The secret of the methods is hidden in the possible organizational ways of reaction networks. The mode of visualization of these networks developed in the chemoton theory (the separation of AND/OR branchings), together with cycle stoichiometry makes the quantitative design of these networks at a desk possible. Thus design of fluid automata is possible in the way as engineers design mechanical or electric machines. Chemoton theory provides thereby, in addition to mechanical and electric technology, the possibility for developing a new, third technology for humanity.

Self-reproducing automata

Half a century ago, J. von Neumann proved that self-reproducing   automata can be produced in principle, but no such automata have been produced since then by human technology. This is so, in spite of the fact that the phenomenon of self-reproduction has been known in chemistry already for a century (autocatalysis).

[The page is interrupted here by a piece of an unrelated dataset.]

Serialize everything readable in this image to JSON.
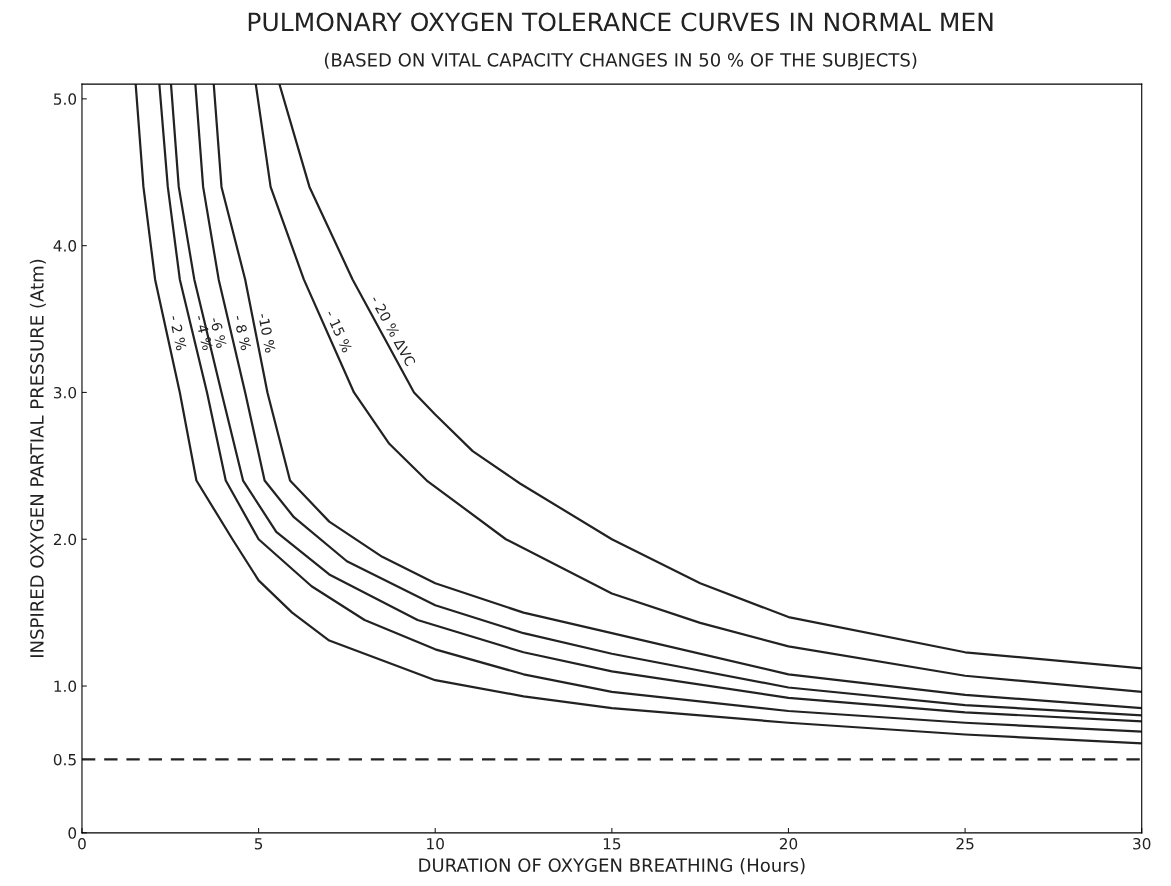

The fact that self-reproducing machineries can be actually realized in the realm of fluid (chemical) automata is proven individually by the tens of millions of living species.

By means of methods developed for designing fluid automata, self-reproducing, and even proliferating, spatially separated automata can be constructed. The simplest fluid automaton operating in a program-controlled way is called chemoton . The whole theory was named after this unit. The chemoton is a chemical supersystem consisting of three autocatalytic chemical systems coupled by a particular stoichiometry. The chemoton symbol , the chemoton coupling comprising the stoichiometric and network fundamentals, as well as the overall equation of the chemoton providing the quantitative relationships of chemoton can be found in the following pages.

It can be proven about fluid automata of chemoton coupling that they behave as living sytems, and conversely, all living sytems are fundamentally sytems of chemoton coupling, irrespective of how many other layers of regulation have been added to them in evolution.